The man entered a convenience store for beverages and noticed “wet floor” signs. However, he testified that the floors were dry and there was no sign of anyone mopping. As the man filled his drinks, an employee apparently came out of the back room and proceeded to mop the area behind the man. When the man turned around, he slipped on the newly mopped floor, fell onto his back and was knocked unconscious. After having undergone two previous back surgeries, the man had re-injured his back in the fall.
Two years later, the man filed suit, agreeing to settle for $200,000. However, the company refused, offering $5,000, so the case went to trial. The jury found in favor of the man, whose doctor testified that the man is facing estimated medical bills of $5,000 a year. Apparently, he had already incurred about $42,000 in medical expenses since the incident. The convenience store tried to appeal but finally paid the man over $3.6 million.
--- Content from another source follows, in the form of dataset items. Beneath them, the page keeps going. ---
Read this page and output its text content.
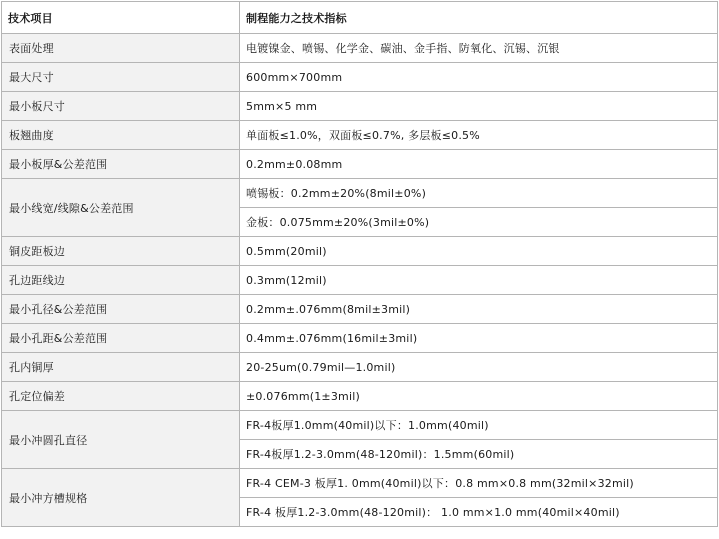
技术项目	制程能力之技术指标
表面处理	电镀镍金、喷锡、化学金、碳油、金手指、防氧化、沉锡、沉银
最大尺寸	600mm×700mm
最小板尺寸	5mm×5 mm
板翘曲度	单面板≤1.0%，双面板≤0.7%, 多层板≤0.5%
最小板厚&公差范围	0.2mm±0.08mm
最小线宽/线隙&公差范围	喷锡板：0.2mm±20%(8mil±0%)
	金板：0.075mm±20%(3mil±0%)
铜皮距板边	0.5mm(20mil)
孔边距线边	0.3mm(12mil)
最小孔径&公差范围	0.2mm±.076mm(8mil±3mil)
最小孔距&公差范围	0.4mm±.076mm(16mil±3mil)
孔内铜厚	20-25um(0.79mil—1.0mil)
孔定位偏差	±0.076mm(1±3mil)
最小冲圆孔直径	FR-4板厚1.0mm(40mil)以下：1.0mm(40mil)
	FR-4板厚1.2-3.0mm(48-120mil)：1.5mm(60mil)
最小冲方槽规格	FR-4 CEM-3 板厚1. 0mm(40mil)以下：0.8 mm×0.8 mm(32mil×32mil)
	FR-4 板厚1.2-3.0mm(48-120mil)： 1.0 mm×1.0 mm(40mil×40mil)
Although the convenience store tried to show that the man failed to heed the warnings that were placed in the dangerous area, the jury sided with the injured man. The generous award will be helpful since his doctor testified that he would probably not be able to work again and would require medical treatment for the rest of his life. When people in Pennsylvania and across the country slip and fall on wet floors, they frequently contact an attorney for advice and guidance in filing a premises liability claim.